His office, literally, had stacks and stacks of paperwork...all over the place.  And he, and he alone, knew where it all went.  Tody did not believe in winning at all costs.  Tody believed in winning by outworking his adversary.  Believe me when I tell you, he has won his fair share of cases; and, he also lost many a case–and when he did, he would lose with dignity.  But if you did get lucky to beat dad, I would guarantee that he made you work for it.  Tody wanted to change people’s lives through the law.  He could read a newspaper, and find five different lawsuits waiting to happen, before most people have had their morning coffee.

He saw the world differently than most people.  He saw the world through the lens of a lawyer.  He dreamed bigger than the rest of us.  He thought longer than the rest of us. He fought harder than the rest of us. 

Tody taught me to fundamentally care about being a lawyer, and to pay close attention to the details.  Look for and see the things that are before you, but also look for and find the things that aren’t.  Those are the things that would make the difference. 

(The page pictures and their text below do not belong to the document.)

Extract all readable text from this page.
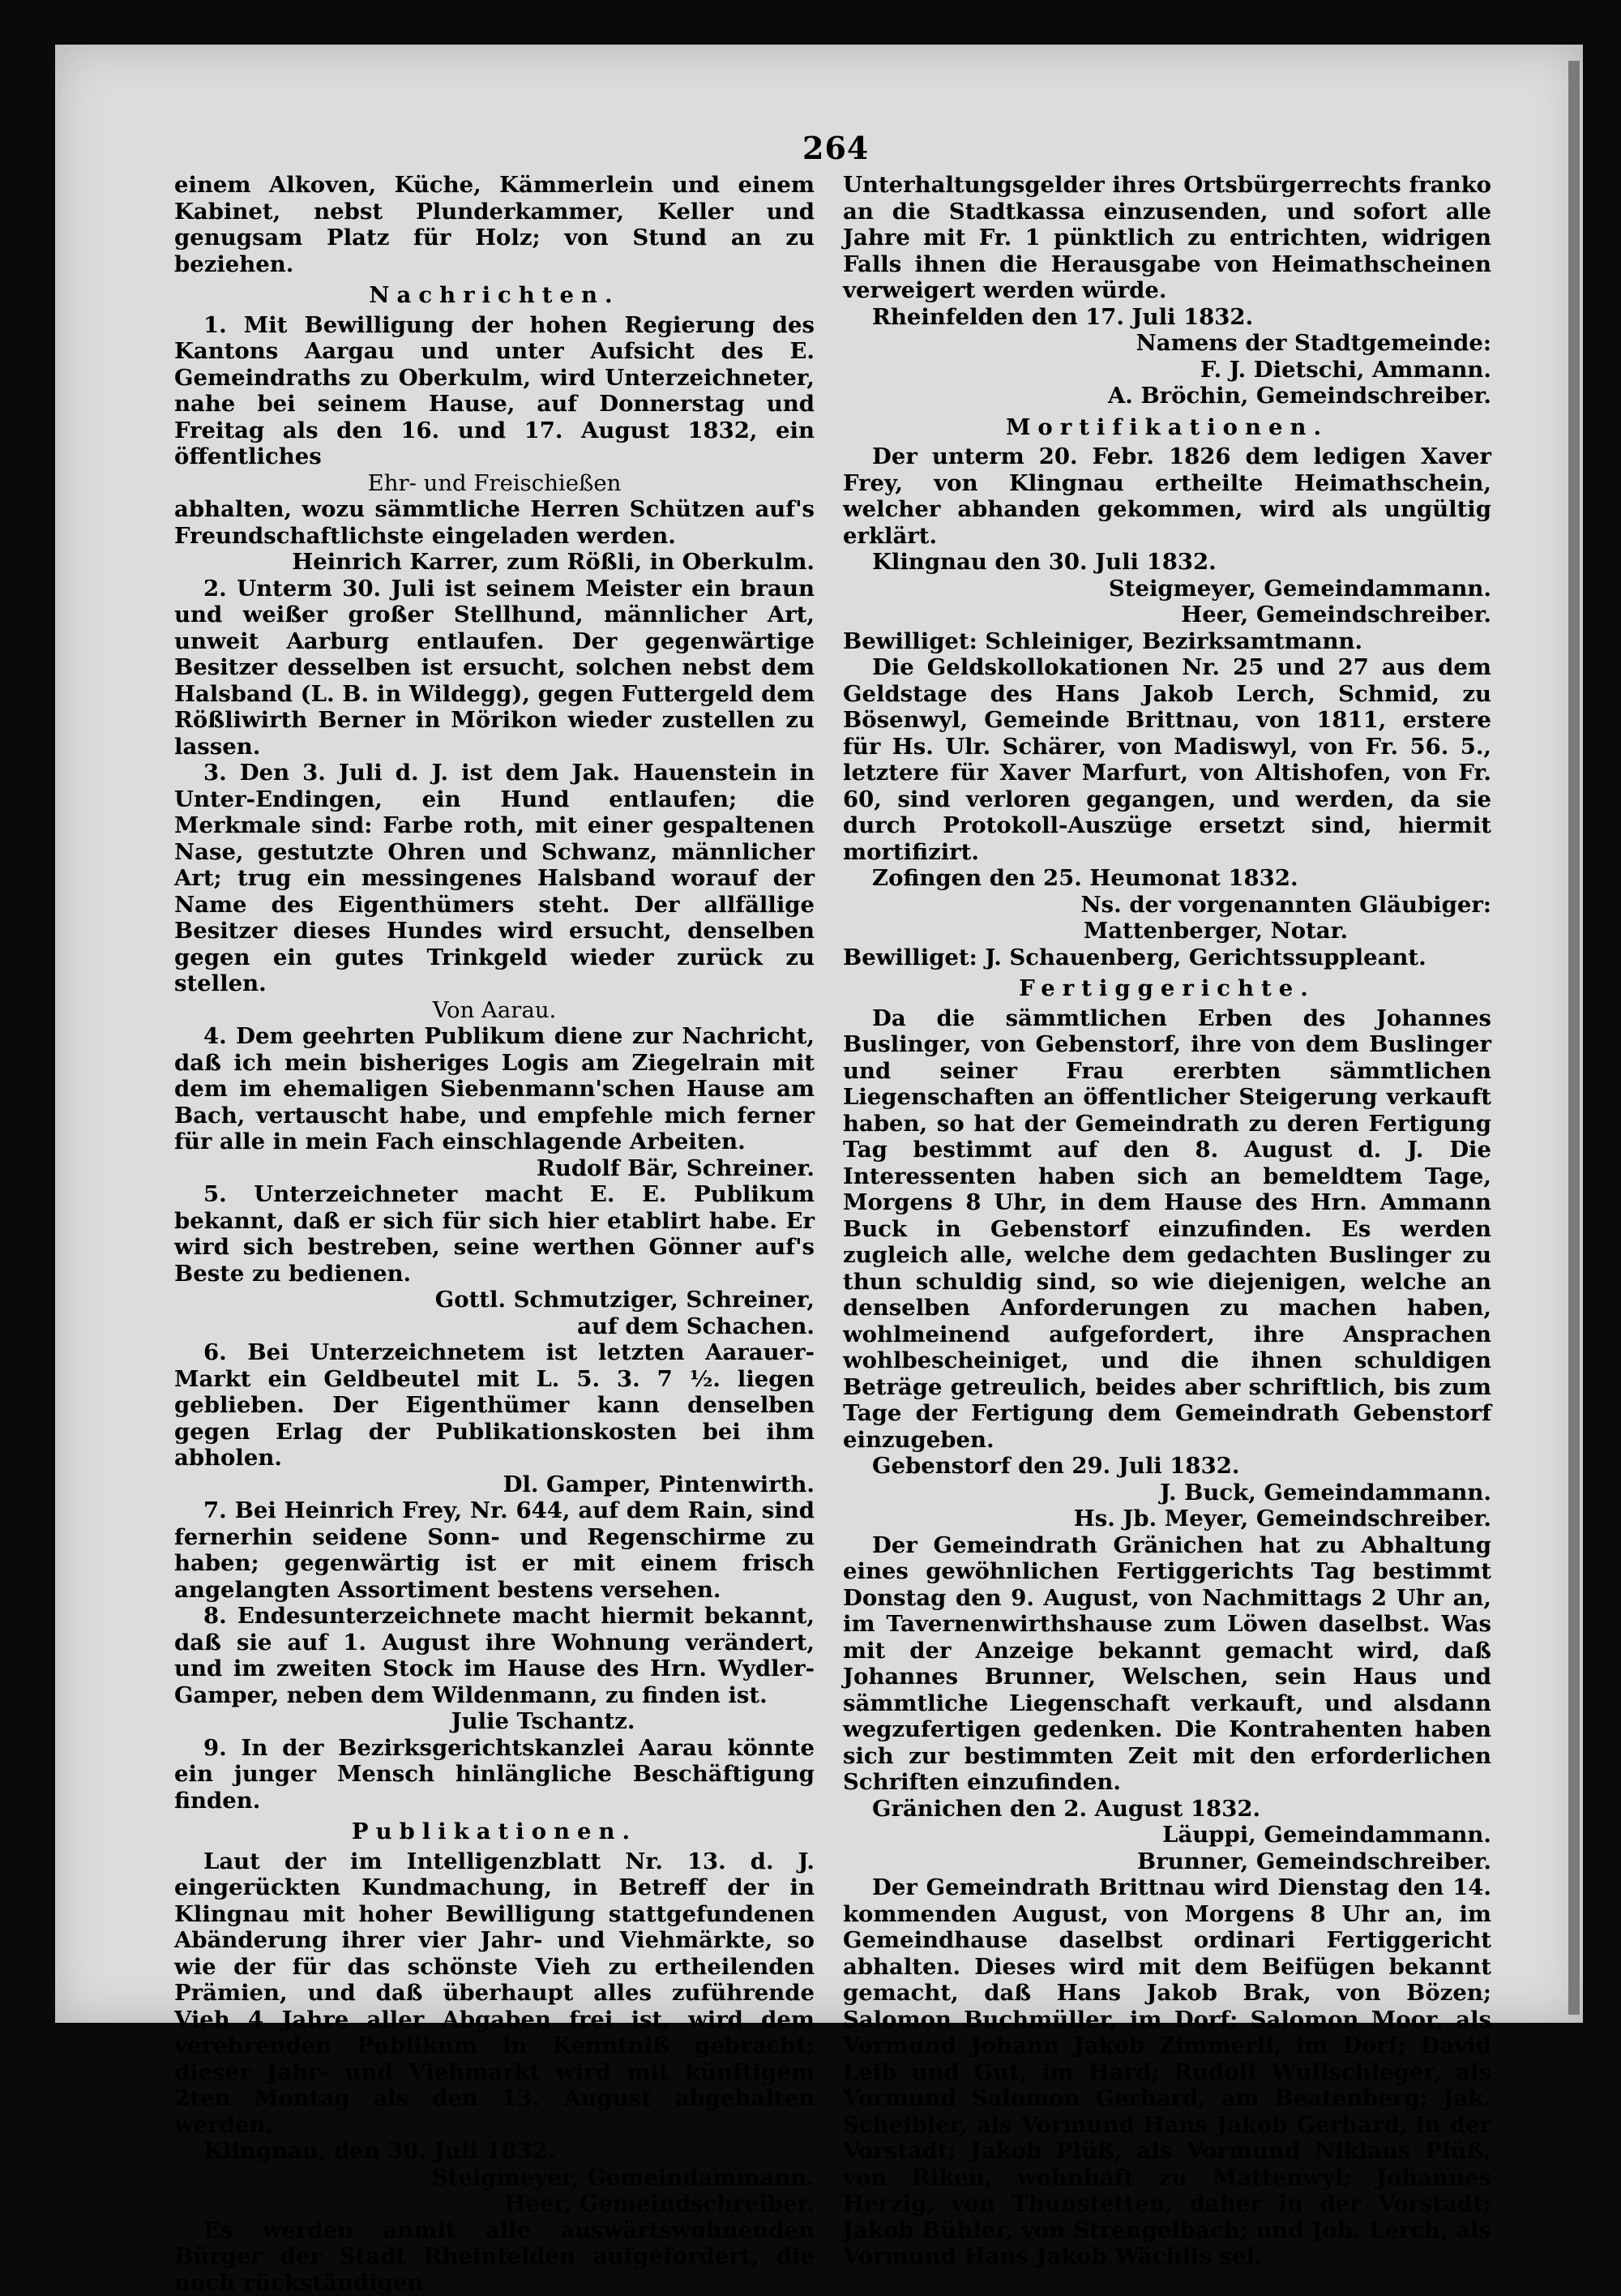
264

einem Alkoven, Küche, Kämmerlein und einem Kabinet, nebst Plunderkammer, Keller und genugsam Platz für Holz; von Stund an zu beziehen.

Nachrichten.

1. Mit Bewilligung der hohen Regierung des Kantons Aargau und unter Aufsicht des E. Gemeindraths zu Oberkulm, wird Unterzeichneter, nahe bei seinem Hause, auf Donnerstag und Freitag als den 16. und 17. August 1832, ein öffentliches

Ehr- und Freischießen

abhalten, wozu sämmtliche Herren Schützen auf's Freundschaftlichste eingeladen werden.

Heinrich Karrer, zum Rößli, in Oberkulm.

2. Unterm 30. Juli ist seinem Meister ein braun und weißer großer Stellhund, männlicher Art, unweit Aarburg entlaufen. Der gegenwärtige Besitzer desselben ist ersucht, solchen nebst dem Halsband (L. B. in Wildegg), gegen Futtergeld dem Rößliwirth Berner in Mörikon wieder zustellen zu lassen.

3. Den 3. Juli d. J. ist dem Jak. Hauenstein in Unter-Endingen, ein Hund entlaufen; die Merkmale sind: Farbe roth, mit einer gespaltenen Nase, gestutzte Ohren und Schwanz, männlicher Art; trug ein messingenes Halsband worauf der Name des Eigenthümers steht. Der allfällige Besitzer dieses Hundes wird ersucht, denselben gegen ein gutes Trinkgeld wieder zurück zu stellen.

Von Aarau.

4. Dem geehrten Publikum diene zur Nachricht, daß ich mein bisheriges Logis am Ziegelrain mit dem im ehemaligen Siebenmann'schen Hause am Bach, vertauscht habe, und empfehle mich ferner für alle in mein Fach einschlagende Arbeiten.

Rudolf Bär, Schreiner.

5. Unterzeichneter macht E. E. Publikum bekannt, daß er sich für sich hier etablirt habe. Er wird sich bestreben, seine werthen Gönner auf's Beste zu bedienen.

Gottl. Schmutziger, Schreiner,

auf dem Schachen.

6. Bei Unterzeichnetem ist letzten Aarauer-Markt ein Geldbeutel mit L. 5. 3. 7 ½. liegen geblieben. Der Eigenthümer kann denselben gegen Erlag der Publikationskosten bei ihm abholen.

Dl. Gamper, Pintenwirth.

7. Bei Heinrich Frey, Nr. 644, auf dem Rain, sind fernerhin seidene Sonn- und Regenschirme zu haben; gegenwärtig ist er mit einem frisch angelangten Assortiment bestens versehen.

8. Endesunterzeichnete macht hiermit bekannt, daß sie auf 1. August ihre Wohnung verändert, und im zweiten Stock im Hause des Hrn. Wydler-Gamper, neben dem Wildenmann, zu finden ist.

Julie Tschantz.

9. In der Bezirksgerichtskanzlei Aarau könnte ein junger Mensch hinlängliche Beschäftigung finden.

Publikationen.

Laut der im Intelligenzblatt Nr. 13. d. J. eingerückten Kundmachung, in Betreff der in Klingnau mit hoher Bewilligung stattgefundenen Abänderung ihrer vier Jahr- und Viehmärkte, so wie der für das schönste Vieh zu ertheilenden Prämien, und daß überhaupt alles zuführende Vieh 4 Jahre aller Abgaben frei ist, wird dem verehrenden Publikum in Kenntniß gebracht; dieser Jahr- und Viehmarkt wird mit künftigem 2ten Montag als den 13. August abgehalten werden.

Klingnau, den 30. Juli 1832.

Steigmeyer, Gemeindammann.

Heer, Gemeindschreiber.

Es werden anmit alle auswärtswohnenden Bürger der Stadt Rheinfelden aufgefordert, die noch rückständigen

Unterhaltungsgelder ihres Ortsbürgerrechts franko an die Stadtkassa einzusenden, und sofort alle Jahre mit Fr. 1 pünktlich zu entrichten, widrigen Falls ihnen die Herausgabe von Heimathscheinen verweigert werden würde.

Rheinfelden den 17. Juli 1832.

Namens der Stadtgemeinde:

F. J. Dietschi, Ammann.

A. Bröchin, Gemeindschreiber.

Mortifikationen.

Der unterm 20. Febr. 1826 dem ledigen Xaver Frey, von Klingnau ertheilte Heimathschein, welcher abhanden gekommen, wird als ungültig erklärt.

Klingnau den 30. Juli 1832.

Steigmeyer, Gemeindammann.

Heer, Gemeindschreiber.

Bewilliget: Schleiniger, Bezirksamtmann.

Die Geldskollokationen Nr. 25 und 27 aus dem Geldstage des Hans Jakob Lerch, Schmid, zu Bösenwyl, Gemeinde Brittnau, von 1811, erstere für Hs. Ulr. Schärer, von Madiswyl, von Fr. 56. 5., letztere für Xaver Marfurt, von Altishofen, von Fr. 60, sind verloren gegangen, und werden, da sie durch Protokoll-Auszüge ersetzt sind, hiermit mortifizirt.

Zofingen den 25. Heumonat 1832.

Ns. der vorgenannten Gläubiger:

Mattenberger, Notar.

Bewilliget: J. Schauenberg, Gerichtssuppleant.

Fertiggerichte.

Da die sämmtlichen Erben des Johannes Buslinger, von Gebenstorf, ihre von dem Buslinger und seiner Frau ererbten sämmtlichen Liegenschaften an öffentlicher Steigerung verkauft haben, so hat der Gemeindrath zu deren Fertigung Tag bestimmt auf den 8. August d. J. Die Interessenten haben sich an bemeldtem Tage, Morgens 8 Uhr, in dem Hause des Hrn. Ammann Buck in Gebenstorf einzufinden. Es werden zugleich alle, welche dem gedachten Buslinger zu thun schuldig sind, so wie diejenigen, welche an denselben Anforderungen zu machen haben, wohlmeinend aufgefordert, ihre Ansprachen wohlbescheiniget, und die ihnen schuldigen Beträge getreulich, beides aber schriftlich, bis zum Tage der Fertigung dem Gemeindrath Gebenstorf einzugeben.

Gebenstorf den 29. Juli 1832.

J. Buck, Gemeindammann.

Hs. Jb. Meyer, Gemeindschreiber.

Der Gemeindrath Gränichen hat zu Abhaltung eines gewöhnlichen Fertiggerichts Tag bestimmt Donstag den 9. August, von Nachmittags 2 Uhr an, im Tavernenwirthshause zum Löwen daselbst. Was mit der Anzeige bekannt gemacht wird, daß Johannes Brunner, Welschen, sein Haus und sämmtliche Liegenschaft verkauft, und alsdann wegzufertigen gedenken. Die Kontrahenten haben sich zur bestimmten Zeit mit den erforderlichen Schriften einzufinden.

Gränichen den 2. August 1832.

Läuppi, Gemeindammann.

Brunner, Gemeindschreiber.

Der Gemeindrath Brittnau wird Dienstag den 14. kommenden August, von Morgens 8 Uhr an, im Gemeindhause daselbst ordinari Fertiggericht abhalten. Dieses wird mit dem Beifügen bekannt gemacht, daß Hans Jakob Brak, von Bözen; Salomon Buchmüller, im Dorf; Salomon Moor, als Vormund Johann Jakob Zimmerli, im Dorf; David Leib und Gut, im Hard; Rudolf Wullschleger, als Vormund Salomon Gerhard, am Beatenberg; Jak. Scheibler, als Vormund Hans Jakob Gerhard, in der Vorstadt; Jakob Plüß, als Vormund Niklaus Plüß, von Riken, wohnhaft zu Mattenwyl; Johannes Herzig, von Thunstetten, daher in der Vorstadt; Jakob Bühler, von Strengelbach; und Joh. Lerch, als Vormund Hans Jakob Wächlis sel.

I am also proud to say that no matter where I went in life, if I met someone who knew my dad, they always had something nice to say about him.  I can’t count the number of times, after these encounters, that I would swell with pride, knowing I was this man’s son.  I am confident my sisters feel the same way. Even his adversaries liked him.  And he like them–especially if he respected them.

The only way I can attempt to describe what my father was like to us is by comparing him to a safety net.  There was simply no question that if we needed something, or even if we didn’t, he was there.  He was a constant in our lives.  Much like the sun.  Being faced with the fact that the sun will no longer be coming up in our sky is a concept that we can’t comprehend yet.

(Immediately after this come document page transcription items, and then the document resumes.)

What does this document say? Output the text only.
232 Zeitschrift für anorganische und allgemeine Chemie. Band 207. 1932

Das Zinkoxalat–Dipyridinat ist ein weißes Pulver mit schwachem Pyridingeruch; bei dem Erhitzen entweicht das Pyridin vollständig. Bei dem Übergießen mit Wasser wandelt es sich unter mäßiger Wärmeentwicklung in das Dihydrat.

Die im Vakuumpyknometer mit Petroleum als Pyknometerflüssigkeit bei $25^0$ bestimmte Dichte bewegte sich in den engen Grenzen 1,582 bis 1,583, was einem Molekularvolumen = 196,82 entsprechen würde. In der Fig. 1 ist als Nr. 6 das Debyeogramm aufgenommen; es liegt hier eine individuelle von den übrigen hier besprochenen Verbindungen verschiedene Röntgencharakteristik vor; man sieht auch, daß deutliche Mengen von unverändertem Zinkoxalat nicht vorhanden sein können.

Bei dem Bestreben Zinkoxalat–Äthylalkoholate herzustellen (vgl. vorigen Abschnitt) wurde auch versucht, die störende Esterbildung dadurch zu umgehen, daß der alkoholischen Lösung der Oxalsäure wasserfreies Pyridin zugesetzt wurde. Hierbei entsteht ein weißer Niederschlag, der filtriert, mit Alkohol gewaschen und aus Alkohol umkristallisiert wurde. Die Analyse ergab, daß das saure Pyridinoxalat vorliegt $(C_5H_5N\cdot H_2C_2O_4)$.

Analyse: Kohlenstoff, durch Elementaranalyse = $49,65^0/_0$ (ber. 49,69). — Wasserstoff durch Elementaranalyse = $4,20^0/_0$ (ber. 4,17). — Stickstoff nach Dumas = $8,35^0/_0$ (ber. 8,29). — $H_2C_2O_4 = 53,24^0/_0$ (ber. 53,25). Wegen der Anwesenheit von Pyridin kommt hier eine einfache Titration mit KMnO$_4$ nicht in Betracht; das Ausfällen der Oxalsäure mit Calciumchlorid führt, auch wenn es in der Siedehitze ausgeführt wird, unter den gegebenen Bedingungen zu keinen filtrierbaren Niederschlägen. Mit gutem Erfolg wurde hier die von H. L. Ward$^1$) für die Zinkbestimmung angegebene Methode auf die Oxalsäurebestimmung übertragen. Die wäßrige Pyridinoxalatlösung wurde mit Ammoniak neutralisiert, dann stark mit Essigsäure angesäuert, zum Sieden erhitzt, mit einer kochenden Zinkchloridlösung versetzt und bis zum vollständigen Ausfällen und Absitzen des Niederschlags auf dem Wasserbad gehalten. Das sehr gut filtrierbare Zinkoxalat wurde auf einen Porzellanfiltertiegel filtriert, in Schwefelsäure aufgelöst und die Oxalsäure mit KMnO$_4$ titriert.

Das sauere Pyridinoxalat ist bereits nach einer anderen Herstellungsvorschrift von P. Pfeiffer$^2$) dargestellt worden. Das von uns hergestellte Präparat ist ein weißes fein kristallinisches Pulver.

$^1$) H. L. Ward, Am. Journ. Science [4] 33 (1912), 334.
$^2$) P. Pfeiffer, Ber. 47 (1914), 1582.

Even though we are all just at the beginning of the grieving process, my overriding fear is that this will be the one thing that we are all going to miss the most. The world is a better place for Tody Dupont having lived.  Tody Dupont was unique.  One-of-a-kind.  There will never be another like him...not in my life time, and probably not in yours.

Chris Sorenson wrote:  “No one ever really dies as long as they took the time to leave us with fond memories.” Some of you knew Tody personally.  Some in passing.  Other’s may have only heard folklore. Regardless, I think we could all agree that there will never be a human being who knew Tody who will be able to accuse him of failing to do this.
Whether intentional or otherwise, Dad, you planted those seeds in the depths of our subconsciousness when we weren’t even looking.

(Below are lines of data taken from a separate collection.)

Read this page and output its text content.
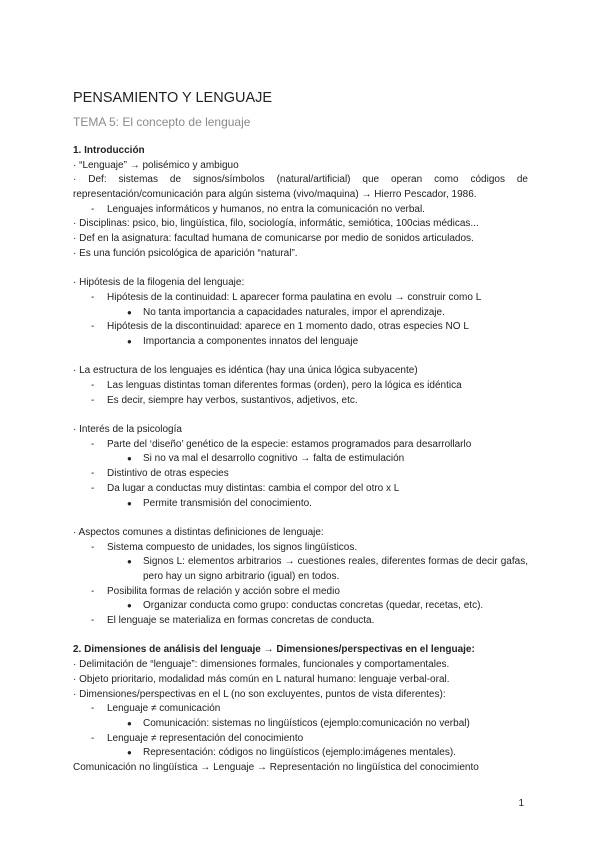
PENSAMIENTO Y LENGUAJE
TEMA 5: El concepto de lenguaje
1. Introducción
· “Lenguaje” → polisémico y ambiguo
· Def: sistemas de signos/símbolos (natural/artificial) que operan como códigos de representación/comunicación para algún sistema (vivo/maquina) → Hierro Pescador, 1986.
-	Lenguajes informáticos y humanos, no entra la comunicación no verbal.
· Disciplinas: psico, bio, lingüística, filo, sociología, informátic, semiótica, 100cias médicas...
· Def en la asignatura: facultad humana de comunicarse por medio de sonidos articulados.
· Es una función psicológica de aparición “natural”.
· Hipótesis de la filogenia del lenguaje:
-	Hipótesis de la continuidad: L aparecer forma paulatina en evolu → construir como L
●	No tanta importancia a capacidades naturales, impor el aprendizaje.
-	Hipótesis de la discontinuidad: aparece en 1 momento dado, otras especies NO L
●	Importancia a componentes innatos del lenguaje
· La estructura de los lenguajes es idéntica (hay una única lógica subyacente)
-	Las lenguas distintas toman diferentes formas (orden), pero la lógica es idéntica
-	Es decir, siempre hay verbos, sustantivos, adjetivos, etc.
· Interés de la psicología
-	Parte del ‘diseño’ genético de la especie: estamos programados para desarrollarlo
●	Si no va mal el desarrollo cognitivo → falta de estimulación
-	Distintivo de otras especies
-	Da lugar a conductas muy distintas: cambia el compor del otro x L
●	Permite transmisión del conocimiento.
· Aspectos comunes a distintas definiciones de lenguaje:
-	Sistema compuesto de unidades, los signos lingüísticos.
●	Signos L: elementos arbitrarios → cuestiones reales, diferentes formas de decir gafas, pero hay un signo arbitrario (igual) en todos.
-	Posibilita formas de relación y acción sobre el medio
●	Organizar conducta como grupo: conductas concretas (quedar, recetas, etc).
-	El lenguaje se materializa en formas concretas de conducta.
2. Dimensiones de análisis del lenguaje → Dimensiones/perspectivas en el lenguaje:
· Delimitación de “lenguaje”: dimensiones formales, funcionales y comportamentales.
· Objeto prioritario, modalidad más común en L natural humano: lenguaje verbal-oral.
· Dimensiones/perspectivas en el L (no son excluyentes, puntos de vista diferentes):
-	Lenguaje ≠ comunicación
●	Comunicación: sistemas no lingüísticos (ejemplo:comunicación no verbal)
-	Lenguaje ≠ representación del conocimiento
●	Representación: códigos no lingüísticos (ejemplo:imágenes mentales).
Comunicación no lingüística → Lenguaje → Representación no lingüística del conocimiento
1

From this day, this hour, this minute forward, remember Tody the way HE would want you to remember him.
Remember the cases that he won or the cases that he lost, and his vigor to litigate his cases to juries in the courtroom.
Remember his love of politics, civil liberties, and community service.
Remember his compassion for justice, and his remarkable and unselfish generosity towards his fellow man.
Remember his zest for life.
When you leave here, and head back on the road of your own journey through life, and find yourself with a spare minute to think about Tody, pause to think about HIM thinking about his next big lawsuit...his disarrayed files, scribbled notes, newspaper clippings, and yellow legal pads scattered about.
 Think about his disarming charisma, and deceptive charm.
 Think about his affable Cajun accent, peppered throughout his lengthy legal narratives or majestic storytelling.
 Think about him blushing when you complimented him.
 Think about and his infectious laugh.
 Think about his smile.
 This is what he would want you to do for him. At the cost of all that you leave behind, dad, you have achieved immortality. We love you dearly; we will miss you sorely; and, thanks to you, we will never forget you.

Rest in eternal peace, dad.

2 comments:

Anonymous said...

Have you seen this?
http://www.cbsnews.com/video/watch/?id=7363660n

Anonymous said...

I haven't ever read such eloquent words - but knowing Todd, I can't say I'm surprised. I never had the opportunity to meet Tody; but his son is a testament to his character.

I am truly sorry for the loss of the Dupont family. And hope that Todd knows that many of us, on both sides of the bar, are thinking about him during this difficult time.